O belo nunca morre

OPINIÃO - Raul Borges Guimarães

Data 15/01/2023
Horário 05:00

Cena 1. Eu tinha 12 anos e acompanhava a leitura em voz alta de um poema pelo Prof Ruy. Ele explicava que cada linha de um poema representa um verso e que uma estrofe é o conjunto de versos do texto poético. Daí ele começou a recitar o poema, demonstrando como o ritmo imposto pela métrica e pausas entre os versos transformava o texto numa espécie de canção. O problema é comecei achar muito engraçada aquela situação e procurei me esconder por detrás do livro.
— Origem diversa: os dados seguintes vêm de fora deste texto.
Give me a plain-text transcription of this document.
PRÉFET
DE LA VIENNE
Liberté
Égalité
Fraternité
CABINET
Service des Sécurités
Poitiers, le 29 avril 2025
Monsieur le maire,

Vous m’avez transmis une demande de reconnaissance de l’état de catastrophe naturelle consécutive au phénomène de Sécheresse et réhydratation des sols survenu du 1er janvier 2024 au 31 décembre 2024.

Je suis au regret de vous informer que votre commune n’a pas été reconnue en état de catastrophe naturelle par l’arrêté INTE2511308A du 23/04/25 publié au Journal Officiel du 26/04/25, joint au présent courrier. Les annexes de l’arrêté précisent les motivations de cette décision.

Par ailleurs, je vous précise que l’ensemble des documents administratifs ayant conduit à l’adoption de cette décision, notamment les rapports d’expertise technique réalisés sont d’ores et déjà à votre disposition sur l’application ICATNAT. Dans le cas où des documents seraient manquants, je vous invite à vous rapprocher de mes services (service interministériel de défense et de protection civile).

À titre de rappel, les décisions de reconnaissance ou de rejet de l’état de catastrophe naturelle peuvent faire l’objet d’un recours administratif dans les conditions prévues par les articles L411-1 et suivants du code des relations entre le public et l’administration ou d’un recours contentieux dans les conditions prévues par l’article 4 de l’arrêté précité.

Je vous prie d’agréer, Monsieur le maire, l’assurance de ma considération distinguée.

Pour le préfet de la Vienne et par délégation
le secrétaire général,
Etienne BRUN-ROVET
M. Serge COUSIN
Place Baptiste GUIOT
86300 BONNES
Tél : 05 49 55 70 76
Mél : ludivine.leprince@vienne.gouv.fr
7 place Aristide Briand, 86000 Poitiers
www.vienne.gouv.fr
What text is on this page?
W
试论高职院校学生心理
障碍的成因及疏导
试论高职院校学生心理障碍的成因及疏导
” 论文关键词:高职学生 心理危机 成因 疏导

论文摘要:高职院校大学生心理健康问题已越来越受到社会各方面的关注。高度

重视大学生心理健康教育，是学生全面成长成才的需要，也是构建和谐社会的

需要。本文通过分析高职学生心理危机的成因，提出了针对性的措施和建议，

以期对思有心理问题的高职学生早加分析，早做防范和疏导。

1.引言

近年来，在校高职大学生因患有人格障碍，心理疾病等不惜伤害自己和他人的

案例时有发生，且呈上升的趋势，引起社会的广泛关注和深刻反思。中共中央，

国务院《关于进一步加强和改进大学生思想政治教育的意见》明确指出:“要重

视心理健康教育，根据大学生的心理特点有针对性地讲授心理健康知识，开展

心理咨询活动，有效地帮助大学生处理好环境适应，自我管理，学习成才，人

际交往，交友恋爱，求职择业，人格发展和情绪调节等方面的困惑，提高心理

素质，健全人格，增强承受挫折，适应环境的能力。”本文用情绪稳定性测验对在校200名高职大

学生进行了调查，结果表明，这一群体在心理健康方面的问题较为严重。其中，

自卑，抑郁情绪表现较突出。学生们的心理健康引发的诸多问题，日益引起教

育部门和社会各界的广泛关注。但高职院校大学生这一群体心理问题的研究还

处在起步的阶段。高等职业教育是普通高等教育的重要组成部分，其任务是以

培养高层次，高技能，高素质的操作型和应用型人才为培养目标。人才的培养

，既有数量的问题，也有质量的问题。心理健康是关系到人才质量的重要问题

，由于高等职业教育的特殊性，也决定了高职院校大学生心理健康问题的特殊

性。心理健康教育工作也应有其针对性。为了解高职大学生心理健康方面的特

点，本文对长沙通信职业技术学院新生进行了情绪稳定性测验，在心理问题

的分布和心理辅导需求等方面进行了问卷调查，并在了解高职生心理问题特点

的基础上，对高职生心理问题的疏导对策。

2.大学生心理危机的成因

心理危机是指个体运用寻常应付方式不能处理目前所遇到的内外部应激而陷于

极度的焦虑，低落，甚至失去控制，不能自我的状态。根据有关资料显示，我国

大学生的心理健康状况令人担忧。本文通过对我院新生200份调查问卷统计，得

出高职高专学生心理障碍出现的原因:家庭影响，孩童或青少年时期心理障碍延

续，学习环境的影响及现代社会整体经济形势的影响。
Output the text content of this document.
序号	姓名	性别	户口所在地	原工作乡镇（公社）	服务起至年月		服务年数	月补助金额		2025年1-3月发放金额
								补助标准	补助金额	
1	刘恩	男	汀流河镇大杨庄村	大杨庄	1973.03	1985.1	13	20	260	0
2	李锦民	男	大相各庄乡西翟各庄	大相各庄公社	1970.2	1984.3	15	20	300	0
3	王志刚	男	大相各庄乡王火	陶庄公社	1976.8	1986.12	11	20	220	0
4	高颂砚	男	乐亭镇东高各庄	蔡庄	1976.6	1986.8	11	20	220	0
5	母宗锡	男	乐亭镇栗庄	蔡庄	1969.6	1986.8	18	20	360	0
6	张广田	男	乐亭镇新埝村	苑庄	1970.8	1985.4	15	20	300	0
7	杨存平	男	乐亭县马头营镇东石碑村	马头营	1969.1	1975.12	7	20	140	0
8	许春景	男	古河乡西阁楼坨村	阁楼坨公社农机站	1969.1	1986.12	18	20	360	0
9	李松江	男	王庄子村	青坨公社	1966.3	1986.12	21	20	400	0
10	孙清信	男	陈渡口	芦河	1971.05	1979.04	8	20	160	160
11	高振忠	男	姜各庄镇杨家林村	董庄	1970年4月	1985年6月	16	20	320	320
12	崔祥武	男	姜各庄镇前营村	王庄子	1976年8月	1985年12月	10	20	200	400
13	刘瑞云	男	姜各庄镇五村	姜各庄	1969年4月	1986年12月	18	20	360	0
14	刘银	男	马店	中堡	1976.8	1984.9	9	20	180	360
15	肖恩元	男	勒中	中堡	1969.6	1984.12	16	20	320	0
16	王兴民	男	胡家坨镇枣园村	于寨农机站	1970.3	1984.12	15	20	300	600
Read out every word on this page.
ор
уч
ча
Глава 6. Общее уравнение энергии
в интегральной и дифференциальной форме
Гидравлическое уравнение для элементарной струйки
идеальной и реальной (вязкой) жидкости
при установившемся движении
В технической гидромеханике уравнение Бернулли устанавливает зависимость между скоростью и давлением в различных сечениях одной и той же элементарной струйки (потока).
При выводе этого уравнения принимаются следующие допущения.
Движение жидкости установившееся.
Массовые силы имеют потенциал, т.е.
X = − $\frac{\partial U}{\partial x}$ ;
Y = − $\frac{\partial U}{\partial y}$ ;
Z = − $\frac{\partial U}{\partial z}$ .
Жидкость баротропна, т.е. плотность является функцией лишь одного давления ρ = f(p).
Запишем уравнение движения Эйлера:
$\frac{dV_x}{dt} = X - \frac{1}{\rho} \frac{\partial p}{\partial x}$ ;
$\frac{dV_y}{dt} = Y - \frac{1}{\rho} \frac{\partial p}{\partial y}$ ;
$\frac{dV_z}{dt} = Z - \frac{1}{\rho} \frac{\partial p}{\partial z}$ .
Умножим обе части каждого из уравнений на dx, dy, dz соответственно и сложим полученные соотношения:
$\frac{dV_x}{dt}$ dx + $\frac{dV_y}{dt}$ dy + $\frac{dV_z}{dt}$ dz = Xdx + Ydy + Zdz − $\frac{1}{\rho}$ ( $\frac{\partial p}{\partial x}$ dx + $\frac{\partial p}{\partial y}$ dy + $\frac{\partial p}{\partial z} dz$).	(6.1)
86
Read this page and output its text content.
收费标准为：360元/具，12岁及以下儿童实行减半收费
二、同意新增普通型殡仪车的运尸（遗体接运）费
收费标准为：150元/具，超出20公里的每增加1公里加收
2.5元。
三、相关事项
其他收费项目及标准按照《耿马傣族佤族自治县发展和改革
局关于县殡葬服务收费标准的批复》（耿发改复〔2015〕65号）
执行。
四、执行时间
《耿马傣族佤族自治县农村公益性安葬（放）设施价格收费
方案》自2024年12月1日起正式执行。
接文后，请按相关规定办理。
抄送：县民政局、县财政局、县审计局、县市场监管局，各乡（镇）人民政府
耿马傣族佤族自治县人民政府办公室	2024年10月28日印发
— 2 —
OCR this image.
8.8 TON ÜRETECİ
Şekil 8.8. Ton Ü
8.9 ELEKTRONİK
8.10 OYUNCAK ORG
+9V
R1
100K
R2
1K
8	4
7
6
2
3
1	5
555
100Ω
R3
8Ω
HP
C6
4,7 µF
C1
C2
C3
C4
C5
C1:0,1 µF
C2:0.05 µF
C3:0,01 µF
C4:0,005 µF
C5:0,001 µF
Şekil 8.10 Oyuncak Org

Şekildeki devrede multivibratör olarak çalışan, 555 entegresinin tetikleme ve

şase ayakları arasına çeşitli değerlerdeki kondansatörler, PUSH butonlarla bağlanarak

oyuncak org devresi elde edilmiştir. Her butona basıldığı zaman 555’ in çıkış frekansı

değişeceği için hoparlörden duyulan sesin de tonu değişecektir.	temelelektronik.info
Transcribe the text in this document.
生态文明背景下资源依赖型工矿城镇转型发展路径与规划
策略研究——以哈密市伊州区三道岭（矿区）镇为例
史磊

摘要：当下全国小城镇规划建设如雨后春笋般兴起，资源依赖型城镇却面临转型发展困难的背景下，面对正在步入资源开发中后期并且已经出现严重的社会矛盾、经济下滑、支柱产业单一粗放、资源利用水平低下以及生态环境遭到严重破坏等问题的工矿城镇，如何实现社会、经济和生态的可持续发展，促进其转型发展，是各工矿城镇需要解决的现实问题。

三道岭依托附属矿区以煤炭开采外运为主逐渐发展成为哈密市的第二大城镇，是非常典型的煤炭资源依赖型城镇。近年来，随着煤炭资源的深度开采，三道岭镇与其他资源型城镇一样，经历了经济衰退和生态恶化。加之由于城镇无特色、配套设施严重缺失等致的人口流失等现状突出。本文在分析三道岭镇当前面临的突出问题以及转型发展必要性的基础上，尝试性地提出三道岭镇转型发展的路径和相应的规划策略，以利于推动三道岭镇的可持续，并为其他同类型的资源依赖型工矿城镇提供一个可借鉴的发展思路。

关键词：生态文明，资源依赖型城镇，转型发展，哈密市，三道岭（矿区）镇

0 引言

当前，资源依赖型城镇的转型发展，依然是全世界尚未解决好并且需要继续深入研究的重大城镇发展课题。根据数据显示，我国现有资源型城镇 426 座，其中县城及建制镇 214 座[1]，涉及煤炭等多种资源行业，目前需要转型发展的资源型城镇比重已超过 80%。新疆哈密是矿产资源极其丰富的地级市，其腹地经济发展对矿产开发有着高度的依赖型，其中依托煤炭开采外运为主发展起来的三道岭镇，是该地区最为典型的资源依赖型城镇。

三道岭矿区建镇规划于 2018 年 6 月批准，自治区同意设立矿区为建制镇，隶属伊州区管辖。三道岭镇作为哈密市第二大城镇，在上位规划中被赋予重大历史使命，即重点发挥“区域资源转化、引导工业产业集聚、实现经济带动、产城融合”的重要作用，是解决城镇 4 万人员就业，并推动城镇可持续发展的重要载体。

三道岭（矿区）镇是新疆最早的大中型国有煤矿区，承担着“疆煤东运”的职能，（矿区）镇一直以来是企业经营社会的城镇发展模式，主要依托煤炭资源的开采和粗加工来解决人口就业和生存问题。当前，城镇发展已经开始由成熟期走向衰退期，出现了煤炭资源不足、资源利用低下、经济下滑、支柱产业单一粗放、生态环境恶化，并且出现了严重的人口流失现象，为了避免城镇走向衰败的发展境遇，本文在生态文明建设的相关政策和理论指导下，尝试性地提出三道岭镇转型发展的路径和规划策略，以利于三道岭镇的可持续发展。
Quando eu me dei conta, aquele senhor de cabelos branquinhos já estava na minha frente, com as bochechas vermelhas e olhos fuzilantes... que constrangimento!
Cena 2. As aulas de história de arte que eu tive no colegial eram imperdíveis. Havia uma sala ambiente reservada para esses encontros especiais com o mestre Gilson Pedro, que cuidava de criar com muito esmero uma atmosfera absolutamente encantadora. Deitávamo-nos descontraídos em confortáveis almofadas na sala à meia-luz. Ao som do claro e límpido coral gregoriano, cujo volume oscilava para que fosse possível escutarmos as explicações do professor, ficávamos ali sem a preocupação com o mundo lá fora, diante dos afrescos medievais e renascentistas. 
Cena 3. Era um pequeno grupo de estudantes de Geografia da Unesp em viagem pelas cidades históricas de Minas Gerais. Naquela tarde fomos para a Igreja de São Francisco de Assis de Ouro Preto. Foi lá que nos encontramos com a genialidade do Mestre Ataíde, especialmente aquela obra-prima que está no teto da nave central da igreja: a Assunção da Virgem Mariae sua orquestra de anjos com traços afrodescendentes. Deitados nos bancos para contemplar aquela pintura que havia sido restaurada há pouco tempo, repentinamente, o grupo foi puxado para dentro daquela cena, saltando aos olhos a emoção e o drama das cores fortes e contrastantes, os diferentes instrumentos musicais nas mãos dos anjos músicos, o movimento de fuga expresso pelo enquadramento das colunas... 
O que essas cenas têm em comum? Não há como negar a importância da arte enquanto campo de ação que move a sensibilidade, a intuição e a imaginação. E como é incrível o papel da escola no aprendizado da apreciação artística!
Bem, infelizmente nós terminamos essa semana marcados pelas notícias chocantes que vieram dos palácios de Brasília. Bárbaros esfaqueando o famoso painel de Di Cavalcanti, a destruição completa do relógio de valor inestimável de Dom João VI, o sumiço da escultura “Bailarina” de Victor Brecheret. Mas a boa notícia é de que nove de cada dez brasileiros condenam tamanha insensatez, nos lembrando de que “o belo nunca morre, transforma-se em outra beleza”.